Why Does This Matter?
We’ve built support for the thesis that fatal collisions are not categorically different than less severe ones, but instead arise from the same human errors that produces collisions that cause injuries and property damage.
It is worth noting that these – and most other primary causes used to explain crashes – are incidences of human error. In New York City, similar types of driving mistakes produce crashes with different damage outcomes, and these mistakes are endemic to human driving. Similar types of mistakes producing varied crash outcomes suggests that driver success in avoiding minor crashes is correlated with avoiding more severe collisions as well.
What does this mean for AV safety assurance? It suggests that a common set of behavioral and external factors explain almost all crashes, whether more or less severe. We already understand this to be true for human drivers and use this insight to assess driver safety based on observing their behavior for relatively short periods a time – that is why your insurance rates go up if you get into a minor accident, and is the basic principle behind why we can assess drivers on a twenty minute driving test instead of waiting to see if they crash more often than once every 500,000 miles or so.
Application to AVs
In the end, what does our analysis tell us about any possible “shortcuts” to understanding or measuring the safety of AVs? The general principle we have extracted, that the ability to avoid less severe crashes is strongly correlated with the ability to avoid more severe crashes, tells us that we don’t need to observe AVs for a distance long enough to assure us that they are less likely to get into fatal crashes than human drivers, but that observing their general likelihood to avoid crashes will be strongly indicative of their ability to avoid crashes in general. We anticipate two important questions:
- Perhaps we can extrapolate whether AVs are safe based on their performance relative to humans using all crashes – but this will still take millions of miles, and miles may need to be re-run every time there is a software update. Additionally, a statistically significant sample will need to be tailored for each AV use case (e.g. city roads, rain, night) or “operating design domain,” each requiring millions of miles. So is there any practical implication to the argument we’ve made to benchmark against the rate of all crashes?
- This analysis relies on data from drivers. Perhaps only humans “fail” in a pattern where minor failures are predictive of their major ones. Perhaps AV failures will follow a different pattern where severe failures (e.g. fatalities) are more common relative to small failures (this is essentially Professor Koopman’s argument). Or AVs interacting with human drivers will fail in different ways altogether? How do we know that observing AVs over smaller samples can help us extrapolate to how AVs will perform in the real world?
These questions are linked by the common theme of “how do we know when small samples are indicative of larger ones,” which we will examine in an upcoming blog post. One final, thought-provoking analysis we’d like to share with you is a quick response to the second question. There is little public data on AV failures; the best source of data, for all its flaws, is California’s collection of disengagements and AV accident reports.

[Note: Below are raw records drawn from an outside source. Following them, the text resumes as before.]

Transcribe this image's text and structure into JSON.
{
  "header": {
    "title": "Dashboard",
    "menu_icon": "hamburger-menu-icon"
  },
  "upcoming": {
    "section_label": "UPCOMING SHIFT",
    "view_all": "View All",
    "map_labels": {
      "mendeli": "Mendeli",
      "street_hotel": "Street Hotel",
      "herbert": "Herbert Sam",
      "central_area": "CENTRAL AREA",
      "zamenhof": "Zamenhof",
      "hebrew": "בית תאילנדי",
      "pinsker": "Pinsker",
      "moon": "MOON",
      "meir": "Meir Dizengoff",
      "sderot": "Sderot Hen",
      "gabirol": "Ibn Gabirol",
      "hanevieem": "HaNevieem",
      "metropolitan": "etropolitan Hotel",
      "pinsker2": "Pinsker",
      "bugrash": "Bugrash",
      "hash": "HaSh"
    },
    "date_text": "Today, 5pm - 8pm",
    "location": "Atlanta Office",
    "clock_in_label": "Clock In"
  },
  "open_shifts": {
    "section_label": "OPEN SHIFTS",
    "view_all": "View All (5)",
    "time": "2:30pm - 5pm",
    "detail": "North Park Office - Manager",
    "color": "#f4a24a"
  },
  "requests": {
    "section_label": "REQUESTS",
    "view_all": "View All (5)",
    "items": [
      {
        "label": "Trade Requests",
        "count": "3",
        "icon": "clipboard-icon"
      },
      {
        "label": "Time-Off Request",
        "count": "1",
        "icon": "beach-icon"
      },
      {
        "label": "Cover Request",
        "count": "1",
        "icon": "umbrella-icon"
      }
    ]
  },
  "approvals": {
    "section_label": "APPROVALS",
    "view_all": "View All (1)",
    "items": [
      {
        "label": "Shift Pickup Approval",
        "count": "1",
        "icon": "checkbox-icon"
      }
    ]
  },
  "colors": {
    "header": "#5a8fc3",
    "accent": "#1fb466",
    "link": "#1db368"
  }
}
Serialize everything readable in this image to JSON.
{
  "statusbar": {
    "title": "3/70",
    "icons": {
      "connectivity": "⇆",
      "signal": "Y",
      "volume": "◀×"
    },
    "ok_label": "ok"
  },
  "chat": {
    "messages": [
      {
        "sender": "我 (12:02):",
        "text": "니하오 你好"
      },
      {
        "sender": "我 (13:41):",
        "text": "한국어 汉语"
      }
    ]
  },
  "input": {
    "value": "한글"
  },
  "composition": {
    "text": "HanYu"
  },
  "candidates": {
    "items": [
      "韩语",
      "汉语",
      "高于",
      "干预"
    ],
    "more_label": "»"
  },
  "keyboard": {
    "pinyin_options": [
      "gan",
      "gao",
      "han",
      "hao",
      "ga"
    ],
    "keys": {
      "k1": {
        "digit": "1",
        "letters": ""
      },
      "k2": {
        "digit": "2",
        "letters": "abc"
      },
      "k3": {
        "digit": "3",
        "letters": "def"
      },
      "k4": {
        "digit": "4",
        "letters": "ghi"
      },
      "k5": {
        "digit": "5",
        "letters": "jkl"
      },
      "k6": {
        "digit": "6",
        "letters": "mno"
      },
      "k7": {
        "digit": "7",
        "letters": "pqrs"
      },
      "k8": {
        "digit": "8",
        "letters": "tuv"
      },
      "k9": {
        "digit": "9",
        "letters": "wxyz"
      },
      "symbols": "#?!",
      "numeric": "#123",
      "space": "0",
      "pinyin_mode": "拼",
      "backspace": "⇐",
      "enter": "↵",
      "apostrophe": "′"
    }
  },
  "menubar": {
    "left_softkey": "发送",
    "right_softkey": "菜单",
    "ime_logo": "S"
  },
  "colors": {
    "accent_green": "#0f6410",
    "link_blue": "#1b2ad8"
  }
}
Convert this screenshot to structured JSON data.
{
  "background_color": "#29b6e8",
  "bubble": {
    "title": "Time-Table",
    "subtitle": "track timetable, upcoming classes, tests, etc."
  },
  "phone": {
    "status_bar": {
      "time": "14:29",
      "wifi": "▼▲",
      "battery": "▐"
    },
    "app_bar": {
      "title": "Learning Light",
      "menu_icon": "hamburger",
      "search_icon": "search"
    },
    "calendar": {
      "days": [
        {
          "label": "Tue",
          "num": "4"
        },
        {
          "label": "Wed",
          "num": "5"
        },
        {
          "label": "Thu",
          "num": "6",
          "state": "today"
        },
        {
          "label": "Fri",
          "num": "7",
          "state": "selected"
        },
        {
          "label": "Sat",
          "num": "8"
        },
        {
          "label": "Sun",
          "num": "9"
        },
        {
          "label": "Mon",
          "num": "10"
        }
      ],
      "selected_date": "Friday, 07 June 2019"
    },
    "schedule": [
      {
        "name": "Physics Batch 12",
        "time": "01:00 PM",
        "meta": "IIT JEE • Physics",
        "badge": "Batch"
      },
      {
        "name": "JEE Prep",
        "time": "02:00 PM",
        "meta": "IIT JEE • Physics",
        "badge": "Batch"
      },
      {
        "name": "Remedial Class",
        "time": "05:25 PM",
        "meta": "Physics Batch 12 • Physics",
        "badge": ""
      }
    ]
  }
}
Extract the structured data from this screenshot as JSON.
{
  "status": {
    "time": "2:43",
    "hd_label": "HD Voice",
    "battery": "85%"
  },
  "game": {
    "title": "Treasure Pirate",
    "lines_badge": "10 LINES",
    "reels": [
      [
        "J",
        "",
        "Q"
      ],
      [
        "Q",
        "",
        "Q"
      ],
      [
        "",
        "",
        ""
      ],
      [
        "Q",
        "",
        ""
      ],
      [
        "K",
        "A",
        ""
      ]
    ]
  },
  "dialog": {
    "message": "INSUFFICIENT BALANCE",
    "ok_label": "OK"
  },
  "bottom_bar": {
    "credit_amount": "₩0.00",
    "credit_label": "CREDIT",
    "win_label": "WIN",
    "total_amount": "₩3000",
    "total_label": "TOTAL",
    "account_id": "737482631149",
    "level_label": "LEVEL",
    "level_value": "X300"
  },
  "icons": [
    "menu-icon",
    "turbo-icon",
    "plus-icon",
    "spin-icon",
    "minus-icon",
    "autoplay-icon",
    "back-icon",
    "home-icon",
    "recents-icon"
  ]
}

SAFE analyzed all 131 AV accident reports as of January 2019 and zeroed in on the 80 crashes occurring with an AV in autonomous mode and not resulting from an act of vandalism. When plotting the crashes by degree of severity (fatality, injury, or property damage only), we found a familiar pattern – a distribution where less severe crashes are considerably common than more severe ones – and “disengagements” are considerably more common than any crash. This is the best publicly available evidence that AV crashes are similar in distribution to human crashes, which implies that major AV crashes may be correlated with and predicted by minor AV crashes. This will be a jumping off point for our further analysis in another post to come soon.